What I did in practice: spin up a small VM in the candidate region and run these from the existing environment:

# TCP latency -- more realistic than ICMP for actual application traffic
hping3 -S -p 443 -c 10 <target-ip>

# Windows equivalent
psping <target-ip>:443

# curl timing breakdown
curl -o /dev/null -s -w "Connect: %{time_connect}s\nTotal: %{time_total}s\n" https://<target-endpoint>

Measure it and let the numbers decide. West Europe being the lowest-latency option for Belgian or Dutch customers is wrong more often than people expect.

Reservation Hygiene

Advisor’s RI recommendations are worth acting on. They’re based on up to 30 days of usage data and are usually accurate. What Advisor won’t surface: stale reservations. Something bought 18 months ago for a SKU generation that’s since been replaced can sit at 20% utilisation and nobody notices. Check Cost Management → Reservations periodically. Below 80% utilisation is worth investigating, either the workload changed, or the scope is wrong.

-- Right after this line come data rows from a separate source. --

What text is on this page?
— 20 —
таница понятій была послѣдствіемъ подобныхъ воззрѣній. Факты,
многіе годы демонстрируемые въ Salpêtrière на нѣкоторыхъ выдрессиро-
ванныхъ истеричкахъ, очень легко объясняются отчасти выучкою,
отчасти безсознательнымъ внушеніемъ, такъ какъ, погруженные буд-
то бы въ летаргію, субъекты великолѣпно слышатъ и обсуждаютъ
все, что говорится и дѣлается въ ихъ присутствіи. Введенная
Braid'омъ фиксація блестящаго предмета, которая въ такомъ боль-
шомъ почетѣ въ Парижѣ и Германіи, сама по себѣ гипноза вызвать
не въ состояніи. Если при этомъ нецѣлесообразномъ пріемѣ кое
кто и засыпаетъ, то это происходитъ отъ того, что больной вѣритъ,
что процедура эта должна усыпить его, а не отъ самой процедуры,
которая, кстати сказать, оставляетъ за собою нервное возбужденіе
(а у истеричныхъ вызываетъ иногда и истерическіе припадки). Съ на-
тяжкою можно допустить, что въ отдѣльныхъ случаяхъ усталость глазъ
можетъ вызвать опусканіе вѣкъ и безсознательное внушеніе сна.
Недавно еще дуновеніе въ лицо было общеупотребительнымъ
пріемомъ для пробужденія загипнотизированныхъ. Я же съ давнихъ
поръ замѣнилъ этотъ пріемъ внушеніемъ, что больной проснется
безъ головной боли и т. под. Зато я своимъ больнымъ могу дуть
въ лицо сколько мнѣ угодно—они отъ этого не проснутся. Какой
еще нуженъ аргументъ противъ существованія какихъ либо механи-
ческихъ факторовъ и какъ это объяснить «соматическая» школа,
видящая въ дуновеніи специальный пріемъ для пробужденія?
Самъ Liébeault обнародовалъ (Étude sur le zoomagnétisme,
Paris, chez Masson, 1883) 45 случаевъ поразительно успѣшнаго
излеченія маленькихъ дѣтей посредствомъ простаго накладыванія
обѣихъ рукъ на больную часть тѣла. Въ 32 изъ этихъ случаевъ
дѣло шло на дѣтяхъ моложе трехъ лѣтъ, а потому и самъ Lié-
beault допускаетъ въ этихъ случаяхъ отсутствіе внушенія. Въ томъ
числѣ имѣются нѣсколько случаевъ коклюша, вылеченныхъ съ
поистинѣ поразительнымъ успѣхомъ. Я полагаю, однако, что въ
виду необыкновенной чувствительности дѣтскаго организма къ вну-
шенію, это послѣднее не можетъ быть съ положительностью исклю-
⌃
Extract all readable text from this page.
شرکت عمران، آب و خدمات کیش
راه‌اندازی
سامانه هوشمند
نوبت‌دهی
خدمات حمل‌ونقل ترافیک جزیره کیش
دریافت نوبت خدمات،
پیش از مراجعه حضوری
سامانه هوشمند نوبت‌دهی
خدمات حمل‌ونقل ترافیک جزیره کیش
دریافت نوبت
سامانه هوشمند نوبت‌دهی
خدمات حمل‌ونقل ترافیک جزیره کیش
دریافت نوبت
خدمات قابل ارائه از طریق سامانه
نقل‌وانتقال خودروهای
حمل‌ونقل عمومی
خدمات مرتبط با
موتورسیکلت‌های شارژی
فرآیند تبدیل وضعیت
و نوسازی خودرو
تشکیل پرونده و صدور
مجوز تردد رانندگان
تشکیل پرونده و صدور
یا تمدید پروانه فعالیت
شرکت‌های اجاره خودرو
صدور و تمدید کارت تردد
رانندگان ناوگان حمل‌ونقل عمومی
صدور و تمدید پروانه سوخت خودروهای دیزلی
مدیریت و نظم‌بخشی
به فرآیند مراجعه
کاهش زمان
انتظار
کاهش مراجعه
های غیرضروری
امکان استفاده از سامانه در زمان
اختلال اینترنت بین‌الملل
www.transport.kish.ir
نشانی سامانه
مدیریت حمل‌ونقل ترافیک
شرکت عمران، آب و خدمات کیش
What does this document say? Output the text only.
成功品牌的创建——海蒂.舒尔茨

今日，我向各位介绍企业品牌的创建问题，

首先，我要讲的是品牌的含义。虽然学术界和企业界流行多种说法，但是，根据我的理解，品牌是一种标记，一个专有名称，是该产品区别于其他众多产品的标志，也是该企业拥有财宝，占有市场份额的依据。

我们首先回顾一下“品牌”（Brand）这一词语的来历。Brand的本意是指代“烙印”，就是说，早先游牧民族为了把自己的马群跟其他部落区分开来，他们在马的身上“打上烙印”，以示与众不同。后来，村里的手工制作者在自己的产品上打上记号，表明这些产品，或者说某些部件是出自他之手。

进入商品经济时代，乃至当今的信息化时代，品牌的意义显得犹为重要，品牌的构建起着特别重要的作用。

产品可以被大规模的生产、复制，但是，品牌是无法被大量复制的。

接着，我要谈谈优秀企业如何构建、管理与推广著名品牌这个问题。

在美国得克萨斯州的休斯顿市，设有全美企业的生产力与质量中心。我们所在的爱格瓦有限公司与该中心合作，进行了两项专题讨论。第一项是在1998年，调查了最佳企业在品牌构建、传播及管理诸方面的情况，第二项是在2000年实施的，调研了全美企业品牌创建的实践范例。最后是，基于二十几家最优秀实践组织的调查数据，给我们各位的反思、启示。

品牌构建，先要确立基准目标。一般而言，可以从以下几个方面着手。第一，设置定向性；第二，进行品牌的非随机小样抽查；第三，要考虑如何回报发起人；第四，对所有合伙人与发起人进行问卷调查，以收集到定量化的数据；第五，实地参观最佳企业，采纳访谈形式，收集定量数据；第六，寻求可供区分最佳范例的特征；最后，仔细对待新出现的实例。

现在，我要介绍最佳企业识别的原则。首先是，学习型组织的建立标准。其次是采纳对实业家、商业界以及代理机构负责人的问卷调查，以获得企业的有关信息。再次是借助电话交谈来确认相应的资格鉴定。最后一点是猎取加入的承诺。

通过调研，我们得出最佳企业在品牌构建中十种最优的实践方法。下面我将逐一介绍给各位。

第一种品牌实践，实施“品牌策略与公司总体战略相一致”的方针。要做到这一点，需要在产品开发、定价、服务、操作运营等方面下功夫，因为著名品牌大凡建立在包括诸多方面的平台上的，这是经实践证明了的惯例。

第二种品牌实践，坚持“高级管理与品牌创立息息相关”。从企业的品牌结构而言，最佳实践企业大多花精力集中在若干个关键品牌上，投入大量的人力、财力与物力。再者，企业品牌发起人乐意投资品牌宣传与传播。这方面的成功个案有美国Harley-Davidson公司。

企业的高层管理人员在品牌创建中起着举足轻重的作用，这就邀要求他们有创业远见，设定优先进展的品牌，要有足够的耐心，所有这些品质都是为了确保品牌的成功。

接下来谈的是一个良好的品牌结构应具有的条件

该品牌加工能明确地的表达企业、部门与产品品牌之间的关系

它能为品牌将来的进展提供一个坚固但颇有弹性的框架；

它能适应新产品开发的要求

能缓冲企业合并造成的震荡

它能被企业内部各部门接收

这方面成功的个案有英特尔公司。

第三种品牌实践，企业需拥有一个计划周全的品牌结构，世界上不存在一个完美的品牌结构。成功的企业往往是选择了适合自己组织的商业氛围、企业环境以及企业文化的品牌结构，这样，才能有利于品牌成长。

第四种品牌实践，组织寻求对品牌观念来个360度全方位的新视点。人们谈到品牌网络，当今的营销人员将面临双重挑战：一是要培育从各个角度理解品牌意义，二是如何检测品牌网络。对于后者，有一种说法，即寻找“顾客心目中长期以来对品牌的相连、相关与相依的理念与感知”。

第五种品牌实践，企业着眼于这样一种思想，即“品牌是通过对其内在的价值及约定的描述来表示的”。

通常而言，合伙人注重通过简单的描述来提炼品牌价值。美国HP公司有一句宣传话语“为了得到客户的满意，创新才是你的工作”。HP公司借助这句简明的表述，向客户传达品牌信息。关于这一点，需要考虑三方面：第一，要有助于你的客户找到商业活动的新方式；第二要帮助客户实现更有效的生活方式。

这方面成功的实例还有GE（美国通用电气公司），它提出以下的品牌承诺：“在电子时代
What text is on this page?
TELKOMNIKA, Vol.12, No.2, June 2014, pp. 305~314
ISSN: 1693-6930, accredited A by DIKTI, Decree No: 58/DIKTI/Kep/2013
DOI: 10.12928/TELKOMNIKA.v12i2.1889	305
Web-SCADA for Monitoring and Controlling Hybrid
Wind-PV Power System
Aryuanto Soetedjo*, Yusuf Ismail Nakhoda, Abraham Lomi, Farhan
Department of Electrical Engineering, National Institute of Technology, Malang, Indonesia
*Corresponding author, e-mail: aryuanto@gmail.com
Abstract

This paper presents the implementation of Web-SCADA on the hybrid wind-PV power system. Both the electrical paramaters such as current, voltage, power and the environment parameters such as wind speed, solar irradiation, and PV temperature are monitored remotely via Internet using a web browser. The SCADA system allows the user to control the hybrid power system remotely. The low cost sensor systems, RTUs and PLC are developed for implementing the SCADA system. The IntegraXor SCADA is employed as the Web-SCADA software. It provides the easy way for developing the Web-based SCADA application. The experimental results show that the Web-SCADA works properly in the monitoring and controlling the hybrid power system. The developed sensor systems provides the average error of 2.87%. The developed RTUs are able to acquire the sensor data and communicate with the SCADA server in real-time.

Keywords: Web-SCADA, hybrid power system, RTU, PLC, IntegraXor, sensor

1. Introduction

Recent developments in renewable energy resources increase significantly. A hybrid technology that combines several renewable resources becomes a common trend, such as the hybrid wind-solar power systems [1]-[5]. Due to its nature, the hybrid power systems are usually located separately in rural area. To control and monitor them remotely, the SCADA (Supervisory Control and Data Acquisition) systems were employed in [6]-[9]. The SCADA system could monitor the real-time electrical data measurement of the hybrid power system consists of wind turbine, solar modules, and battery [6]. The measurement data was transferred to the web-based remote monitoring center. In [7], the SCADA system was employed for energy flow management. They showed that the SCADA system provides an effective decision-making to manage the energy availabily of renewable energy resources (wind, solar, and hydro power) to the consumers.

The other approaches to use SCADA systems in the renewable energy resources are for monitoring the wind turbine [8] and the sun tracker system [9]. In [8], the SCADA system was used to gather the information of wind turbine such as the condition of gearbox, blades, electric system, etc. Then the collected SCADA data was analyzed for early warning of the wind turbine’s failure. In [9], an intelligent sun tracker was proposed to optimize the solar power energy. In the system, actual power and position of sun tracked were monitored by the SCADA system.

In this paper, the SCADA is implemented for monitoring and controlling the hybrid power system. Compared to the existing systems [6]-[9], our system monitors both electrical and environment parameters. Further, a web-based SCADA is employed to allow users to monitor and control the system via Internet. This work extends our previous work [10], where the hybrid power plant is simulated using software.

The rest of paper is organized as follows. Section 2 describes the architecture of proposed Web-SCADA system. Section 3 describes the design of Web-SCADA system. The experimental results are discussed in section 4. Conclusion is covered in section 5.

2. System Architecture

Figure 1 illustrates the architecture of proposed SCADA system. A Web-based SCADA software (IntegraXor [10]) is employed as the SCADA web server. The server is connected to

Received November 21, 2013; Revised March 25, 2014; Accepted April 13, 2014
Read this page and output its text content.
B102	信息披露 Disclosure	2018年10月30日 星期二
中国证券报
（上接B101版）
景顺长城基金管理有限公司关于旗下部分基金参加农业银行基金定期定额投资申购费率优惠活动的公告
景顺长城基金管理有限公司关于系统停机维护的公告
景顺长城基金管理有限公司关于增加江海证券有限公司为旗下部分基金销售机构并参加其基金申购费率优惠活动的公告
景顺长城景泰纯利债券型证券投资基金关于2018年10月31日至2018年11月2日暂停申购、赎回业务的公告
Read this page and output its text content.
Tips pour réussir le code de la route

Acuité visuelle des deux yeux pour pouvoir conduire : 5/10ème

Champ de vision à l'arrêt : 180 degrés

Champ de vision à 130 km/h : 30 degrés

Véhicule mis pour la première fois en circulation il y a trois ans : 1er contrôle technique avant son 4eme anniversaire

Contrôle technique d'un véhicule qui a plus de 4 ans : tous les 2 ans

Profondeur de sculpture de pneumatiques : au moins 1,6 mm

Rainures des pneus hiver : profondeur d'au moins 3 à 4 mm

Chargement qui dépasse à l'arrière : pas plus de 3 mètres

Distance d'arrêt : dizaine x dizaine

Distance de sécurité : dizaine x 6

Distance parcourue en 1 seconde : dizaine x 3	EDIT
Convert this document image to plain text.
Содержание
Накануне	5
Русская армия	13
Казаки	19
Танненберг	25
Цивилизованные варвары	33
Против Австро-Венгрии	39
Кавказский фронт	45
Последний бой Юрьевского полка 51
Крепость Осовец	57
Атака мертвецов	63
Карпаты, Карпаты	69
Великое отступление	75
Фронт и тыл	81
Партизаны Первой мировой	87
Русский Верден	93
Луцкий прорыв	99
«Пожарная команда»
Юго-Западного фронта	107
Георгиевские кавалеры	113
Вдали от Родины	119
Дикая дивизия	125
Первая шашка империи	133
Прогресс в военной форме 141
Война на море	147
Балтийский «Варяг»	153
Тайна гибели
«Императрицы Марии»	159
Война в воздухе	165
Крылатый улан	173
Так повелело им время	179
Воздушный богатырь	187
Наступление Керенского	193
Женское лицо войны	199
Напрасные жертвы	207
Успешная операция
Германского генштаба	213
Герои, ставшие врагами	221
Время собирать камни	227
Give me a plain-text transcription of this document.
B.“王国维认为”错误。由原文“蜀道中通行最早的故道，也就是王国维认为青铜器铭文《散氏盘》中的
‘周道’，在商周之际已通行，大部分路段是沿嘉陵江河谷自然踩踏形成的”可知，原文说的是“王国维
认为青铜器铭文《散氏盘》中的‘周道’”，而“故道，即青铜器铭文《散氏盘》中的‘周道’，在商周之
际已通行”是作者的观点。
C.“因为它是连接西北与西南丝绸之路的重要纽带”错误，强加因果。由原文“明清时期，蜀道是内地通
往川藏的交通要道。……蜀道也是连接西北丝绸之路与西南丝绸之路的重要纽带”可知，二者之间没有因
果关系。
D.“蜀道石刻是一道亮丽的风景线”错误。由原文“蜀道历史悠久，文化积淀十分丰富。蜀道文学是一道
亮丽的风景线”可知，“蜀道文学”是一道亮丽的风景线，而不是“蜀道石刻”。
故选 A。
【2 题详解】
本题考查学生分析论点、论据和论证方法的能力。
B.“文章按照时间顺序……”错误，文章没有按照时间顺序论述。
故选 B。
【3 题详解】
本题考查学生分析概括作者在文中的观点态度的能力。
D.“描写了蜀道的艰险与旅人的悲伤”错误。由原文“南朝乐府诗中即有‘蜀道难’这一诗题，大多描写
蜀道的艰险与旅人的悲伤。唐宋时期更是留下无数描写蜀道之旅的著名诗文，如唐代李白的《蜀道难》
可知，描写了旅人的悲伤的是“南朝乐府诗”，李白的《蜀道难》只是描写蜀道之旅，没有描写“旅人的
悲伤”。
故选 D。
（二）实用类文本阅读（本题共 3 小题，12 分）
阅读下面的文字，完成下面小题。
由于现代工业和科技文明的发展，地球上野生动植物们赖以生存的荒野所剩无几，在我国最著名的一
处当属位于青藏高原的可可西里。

Scope is the common issue. A reservation scoped to one subscription doesn’t apply anywhere else. In EA and MCA environments, scope at the Management Group or Billing Account level so the discount floats to wherever the usage actually is.

Summary

Scenario	What to do
DR workloads needing guaranteed startup	Capacity Reservation + Reserved Instance
New subscription via vending pipeline	Raise quota at provisioning time via API/CLI
Multi-subscription enterprise estate	Set up Quota Groups at Management Group level
Allocation failure during deployment	Check error code, try adjacent zone, try SKU alternatives
Multi-zone VMSS in constrained region	`zoneBalance: false`, define SKU fallback list
Greenfield deployment, flexible on region	Consider Sweden Central
Reservation utilisation dropping	Review scope, check if SKU generation changed

Capacity planning is unglamorous work. But it’s the kind of thing that ruins a day when ignored, usually the day you can least afford it.